The show itself was down in the newly developed docks area, right on the banks of the River Mersey. Inside it felt familiar and just like every other trade show. Somehow this was reassuring. I was there to look at outdoor gear, but much enjoyment came from meeting people I mostly hadn’t seen for three years. One of the best aspects of shows like this is the community feel. OTS may be about business but it’s also about the outdoor community and it was good to feel part of that again. Online meetings don’t adequately replace face-to-face ones.

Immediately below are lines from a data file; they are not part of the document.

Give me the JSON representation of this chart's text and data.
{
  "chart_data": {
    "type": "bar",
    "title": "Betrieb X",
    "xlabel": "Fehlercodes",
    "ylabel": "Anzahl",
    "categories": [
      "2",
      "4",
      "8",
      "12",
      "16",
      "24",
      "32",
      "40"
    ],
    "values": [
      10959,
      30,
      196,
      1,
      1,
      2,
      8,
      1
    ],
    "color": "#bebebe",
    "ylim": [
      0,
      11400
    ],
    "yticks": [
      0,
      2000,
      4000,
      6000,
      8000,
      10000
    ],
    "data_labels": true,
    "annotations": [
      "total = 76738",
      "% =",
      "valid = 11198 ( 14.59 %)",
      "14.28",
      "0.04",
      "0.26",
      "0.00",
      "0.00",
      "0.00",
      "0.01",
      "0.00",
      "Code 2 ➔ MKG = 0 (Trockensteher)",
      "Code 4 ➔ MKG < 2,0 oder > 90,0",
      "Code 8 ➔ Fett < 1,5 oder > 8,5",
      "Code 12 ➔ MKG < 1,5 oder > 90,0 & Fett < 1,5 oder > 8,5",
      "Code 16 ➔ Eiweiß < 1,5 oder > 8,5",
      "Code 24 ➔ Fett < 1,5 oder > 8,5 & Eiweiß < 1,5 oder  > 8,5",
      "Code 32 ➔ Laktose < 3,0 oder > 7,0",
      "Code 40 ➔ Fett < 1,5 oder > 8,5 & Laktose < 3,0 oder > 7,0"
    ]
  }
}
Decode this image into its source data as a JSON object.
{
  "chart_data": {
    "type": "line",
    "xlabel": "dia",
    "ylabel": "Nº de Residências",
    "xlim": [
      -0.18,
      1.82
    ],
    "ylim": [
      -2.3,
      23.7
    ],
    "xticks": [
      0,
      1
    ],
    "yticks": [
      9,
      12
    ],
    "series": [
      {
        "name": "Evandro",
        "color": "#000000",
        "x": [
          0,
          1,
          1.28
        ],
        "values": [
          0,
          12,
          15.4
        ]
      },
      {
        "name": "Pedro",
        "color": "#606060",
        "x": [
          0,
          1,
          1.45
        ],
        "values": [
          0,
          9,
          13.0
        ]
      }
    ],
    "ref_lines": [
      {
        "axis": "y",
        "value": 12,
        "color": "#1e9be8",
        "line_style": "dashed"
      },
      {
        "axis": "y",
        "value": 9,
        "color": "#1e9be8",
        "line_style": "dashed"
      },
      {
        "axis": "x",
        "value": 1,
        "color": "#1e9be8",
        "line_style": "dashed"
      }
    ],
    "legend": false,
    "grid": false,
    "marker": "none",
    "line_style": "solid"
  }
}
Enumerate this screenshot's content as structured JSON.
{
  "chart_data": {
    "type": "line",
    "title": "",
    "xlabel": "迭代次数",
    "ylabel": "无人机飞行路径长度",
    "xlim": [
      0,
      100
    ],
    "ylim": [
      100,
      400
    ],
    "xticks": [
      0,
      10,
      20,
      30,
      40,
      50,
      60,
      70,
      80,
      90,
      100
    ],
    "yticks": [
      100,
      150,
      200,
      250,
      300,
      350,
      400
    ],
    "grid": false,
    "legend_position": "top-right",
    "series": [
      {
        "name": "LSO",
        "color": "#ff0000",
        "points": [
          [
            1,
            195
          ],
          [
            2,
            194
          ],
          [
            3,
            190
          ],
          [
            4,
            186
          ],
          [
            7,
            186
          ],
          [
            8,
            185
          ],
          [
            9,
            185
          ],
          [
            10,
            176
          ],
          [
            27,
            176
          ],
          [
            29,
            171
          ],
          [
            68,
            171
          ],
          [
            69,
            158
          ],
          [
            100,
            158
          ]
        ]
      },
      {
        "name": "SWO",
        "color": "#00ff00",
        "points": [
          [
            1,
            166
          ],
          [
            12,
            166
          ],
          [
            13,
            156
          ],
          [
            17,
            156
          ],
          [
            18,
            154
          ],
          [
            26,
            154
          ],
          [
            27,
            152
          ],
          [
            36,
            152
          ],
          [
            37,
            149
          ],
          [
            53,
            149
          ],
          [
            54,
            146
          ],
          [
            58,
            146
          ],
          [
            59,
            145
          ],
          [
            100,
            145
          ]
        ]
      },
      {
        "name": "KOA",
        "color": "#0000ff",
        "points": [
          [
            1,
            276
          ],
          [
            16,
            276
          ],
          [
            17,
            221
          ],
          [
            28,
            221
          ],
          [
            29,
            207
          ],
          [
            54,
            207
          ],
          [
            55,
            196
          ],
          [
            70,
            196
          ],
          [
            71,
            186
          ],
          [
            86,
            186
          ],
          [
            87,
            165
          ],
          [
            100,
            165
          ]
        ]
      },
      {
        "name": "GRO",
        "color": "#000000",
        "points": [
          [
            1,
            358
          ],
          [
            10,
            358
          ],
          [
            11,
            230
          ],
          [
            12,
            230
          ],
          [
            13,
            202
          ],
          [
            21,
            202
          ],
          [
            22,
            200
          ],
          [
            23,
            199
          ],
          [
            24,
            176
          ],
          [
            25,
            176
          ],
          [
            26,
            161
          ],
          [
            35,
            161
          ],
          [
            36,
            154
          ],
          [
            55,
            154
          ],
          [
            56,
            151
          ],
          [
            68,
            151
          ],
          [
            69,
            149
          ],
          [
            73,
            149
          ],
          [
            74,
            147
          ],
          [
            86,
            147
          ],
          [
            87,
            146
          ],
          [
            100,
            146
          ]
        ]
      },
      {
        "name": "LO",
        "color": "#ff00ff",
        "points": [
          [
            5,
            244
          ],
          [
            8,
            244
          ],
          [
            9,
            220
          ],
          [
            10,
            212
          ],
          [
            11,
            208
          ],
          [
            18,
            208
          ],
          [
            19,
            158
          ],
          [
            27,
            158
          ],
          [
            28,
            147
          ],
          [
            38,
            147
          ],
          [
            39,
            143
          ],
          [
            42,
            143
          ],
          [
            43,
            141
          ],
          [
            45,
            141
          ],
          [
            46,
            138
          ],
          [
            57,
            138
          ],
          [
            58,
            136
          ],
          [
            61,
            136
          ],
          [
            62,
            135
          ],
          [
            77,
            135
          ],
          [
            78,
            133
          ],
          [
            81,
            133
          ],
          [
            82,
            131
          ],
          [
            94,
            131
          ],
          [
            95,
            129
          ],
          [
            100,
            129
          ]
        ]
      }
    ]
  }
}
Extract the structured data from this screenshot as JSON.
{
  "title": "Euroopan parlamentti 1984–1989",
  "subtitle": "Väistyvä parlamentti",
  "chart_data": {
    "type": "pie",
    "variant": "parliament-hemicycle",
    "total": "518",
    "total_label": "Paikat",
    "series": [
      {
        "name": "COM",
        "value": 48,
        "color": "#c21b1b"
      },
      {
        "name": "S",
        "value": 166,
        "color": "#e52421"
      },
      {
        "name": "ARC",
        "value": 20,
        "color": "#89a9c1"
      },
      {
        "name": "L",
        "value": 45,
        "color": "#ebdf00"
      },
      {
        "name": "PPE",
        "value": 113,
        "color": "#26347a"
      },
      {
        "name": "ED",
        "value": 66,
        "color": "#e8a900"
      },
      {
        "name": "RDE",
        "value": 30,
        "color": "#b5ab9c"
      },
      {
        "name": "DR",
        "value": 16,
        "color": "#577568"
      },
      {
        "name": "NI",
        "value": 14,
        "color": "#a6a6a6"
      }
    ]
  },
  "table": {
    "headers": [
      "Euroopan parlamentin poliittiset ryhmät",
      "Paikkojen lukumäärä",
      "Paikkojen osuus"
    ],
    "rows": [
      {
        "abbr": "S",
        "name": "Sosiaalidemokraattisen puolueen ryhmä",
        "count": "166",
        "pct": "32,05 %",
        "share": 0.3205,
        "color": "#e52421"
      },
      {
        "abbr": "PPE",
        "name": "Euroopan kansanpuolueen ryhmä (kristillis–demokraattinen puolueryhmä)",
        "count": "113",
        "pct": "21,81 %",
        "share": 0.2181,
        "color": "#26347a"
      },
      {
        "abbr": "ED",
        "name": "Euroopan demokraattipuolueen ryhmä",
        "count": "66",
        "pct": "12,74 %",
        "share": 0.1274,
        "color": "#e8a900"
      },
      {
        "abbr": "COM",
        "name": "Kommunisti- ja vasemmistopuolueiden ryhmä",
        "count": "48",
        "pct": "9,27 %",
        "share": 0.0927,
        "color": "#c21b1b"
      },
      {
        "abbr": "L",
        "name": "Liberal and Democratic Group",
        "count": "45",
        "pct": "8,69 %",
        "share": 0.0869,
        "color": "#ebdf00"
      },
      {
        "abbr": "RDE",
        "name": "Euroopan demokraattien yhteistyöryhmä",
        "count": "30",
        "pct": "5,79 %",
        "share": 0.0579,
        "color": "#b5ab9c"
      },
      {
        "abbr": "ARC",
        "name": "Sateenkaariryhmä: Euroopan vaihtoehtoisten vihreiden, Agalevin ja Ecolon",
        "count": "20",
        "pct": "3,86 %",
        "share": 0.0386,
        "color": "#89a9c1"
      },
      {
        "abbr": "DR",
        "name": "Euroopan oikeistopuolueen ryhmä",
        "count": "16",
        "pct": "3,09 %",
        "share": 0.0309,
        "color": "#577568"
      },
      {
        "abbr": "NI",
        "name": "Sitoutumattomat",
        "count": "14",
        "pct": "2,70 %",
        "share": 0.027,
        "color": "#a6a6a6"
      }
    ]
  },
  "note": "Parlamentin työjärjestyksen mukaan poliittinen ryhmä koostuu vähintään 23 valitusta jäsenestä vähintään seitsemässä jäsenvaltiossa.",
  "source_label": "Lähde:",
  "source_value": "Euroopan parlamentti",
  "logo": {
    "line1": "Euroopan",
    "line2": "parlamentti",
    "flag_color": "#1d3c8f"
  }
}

I’m not going to write about the gear I saw here. We made some little videos on some of the most interesting stuff that’ll appear on The Great Outdoors website soon and I’ll be reviewing items on the same site the rest of the year and probably into next year as some of the gear won’t appear until then. For now, I’ll just say I was pleased that sustainability was a major theme. I’m aware that some companies are probably only doing this because they feel they have to and there’s undoubtedly elements of greenwash around. However, I think that whatever the reason it’s better companies do something rather than nothing and that the outdoor industry is at least moving in the right direction.

 
Away from the show I had a little time to wander round the Albert Dock and Mann Island areas, now redeveloped and modernised and a big tourist draw. I hadn't visited the area for many decades (I was brought up in Formby just up the coast and so came to Liverpool quite often as a child and teenager) and it was just about unrecognisable. The development is attractive and there are informative signs as well as museums for a deeper look at the history – I had no time for these, unfortunately. There is somewhat of a clash of architectural styles though, with the red brick of the functional dock buildings and the pale grey of the classical Liver Building and its neighbours somewhat at odds with the hard angles and flat brightness of modern glass and steel constructions. 
 

 
After the show I spent a very enjoyable few hours with my brother John who lives not far way and who I hadn’t seen for quite a few years. I mentioned to him that I could do with a decent coffee, that in the hotel and at the show being, frankly, vile – I’d abandoned several almost-full mugs from various outlets (oh, I have got fussy!). “There’s a speciality one next to your hotel”, he said. And there was. Root Coffee. And it was excellent. How had I failed to see it? Because it lay the other way from the show and the docks. Thanks John!
 
 
As well as visiting England for the first time in three years I also hadn’t been on a train in that time. To be travelling on one again seemed quite exciting! Actually six trains there and back. Of these three were cancelled yet somehow I arrived only slightly late and got back to Aviemore at the right time. Perhaps oddest was that the London to Edinburgh train I was meant to catch at Wigan was cancelled but only from London to Preston. So I caught a train to Preston and caught the almost empty train there.

As always crossing Drumochter Pass was a joy, even though it was grey and windswept. Home again!

Now I’m back my blog will return to normal. I don’t think there’ll be another city for a while. The hills beckon.


Note: the show pictures were taken right at the end, just before packing up began. Most of the time it was busy!